Salem held his gaze, but refused to change her expression. She couldn't let him see past the facade when he'd already cracked it twice.

He'd always been a clever man. And he was the only one in all the world who remembered seeing her look upon another life with love…

"I didn't expect you to trust me," Oscar acknowledged. "But I came here in good faith. You can't be destroyed, but maybe you can still be saved."

Saved. Again.

Salem tried to maintain her expression. She wouldn't let him see doubt. She tried not to let herself so much as question.

She came to seduce him, to manipulate him enough to give her the answers she needed. She hadn't expected to be the one seduced by what she knew... what must have been an empty promise...

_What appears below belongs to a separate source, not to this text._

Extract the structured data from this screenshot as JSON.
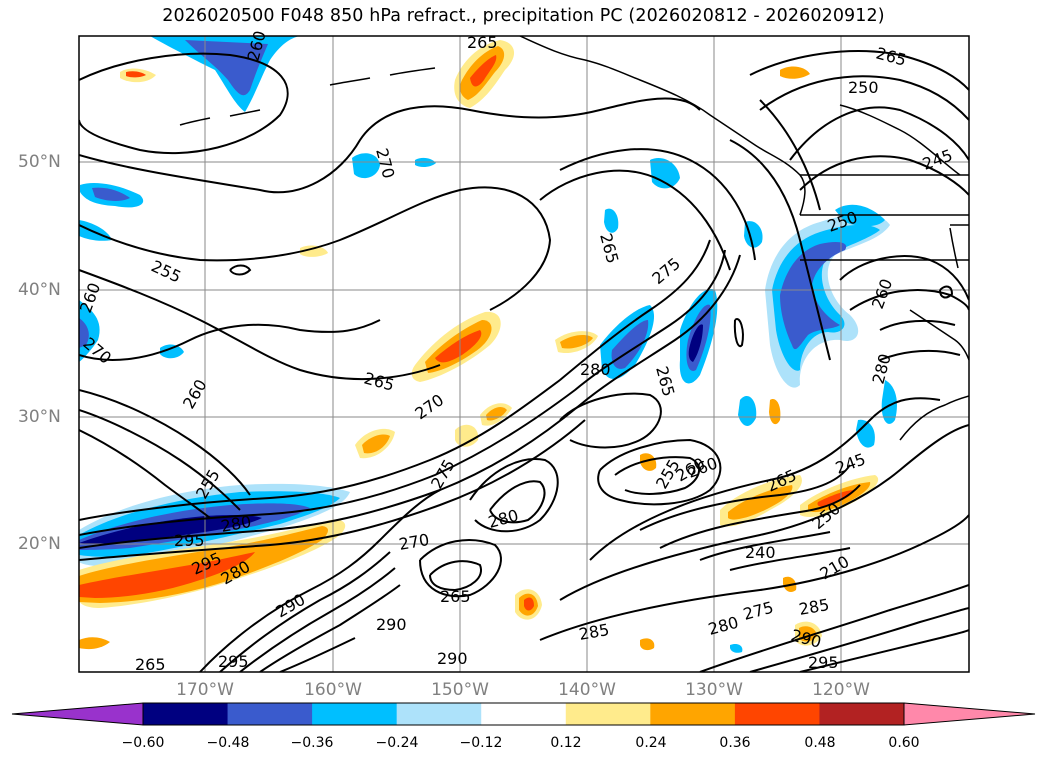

She finally turned her gaze to the lamp, away from him. One of her hair bands had come undone again, her hair falling ever so slightly out of place. A single imperfection… and a reminder of a very different moment when a man came to her house and reminded her of another life.

It wasn't real. It was a deception, a ploy to defeat her-

It was another lie; another lie piled upon the thousands that came before it.

It was just a memory, the past momentarily overlaying on the present; an illusion she could not let herself be taken in by.

It was tempting, and some part of her did question… could it be real?

Salem met Oscar's gaze again. She kept her guard, waiting for the other shoe to drop, for his deceit to finally emerge… but nonetheless pressed on. She would indulge this small curiosity… for the moment.

"Well then, Oscar," Salem tentatively began, "...I suppose we have a lot to talk about."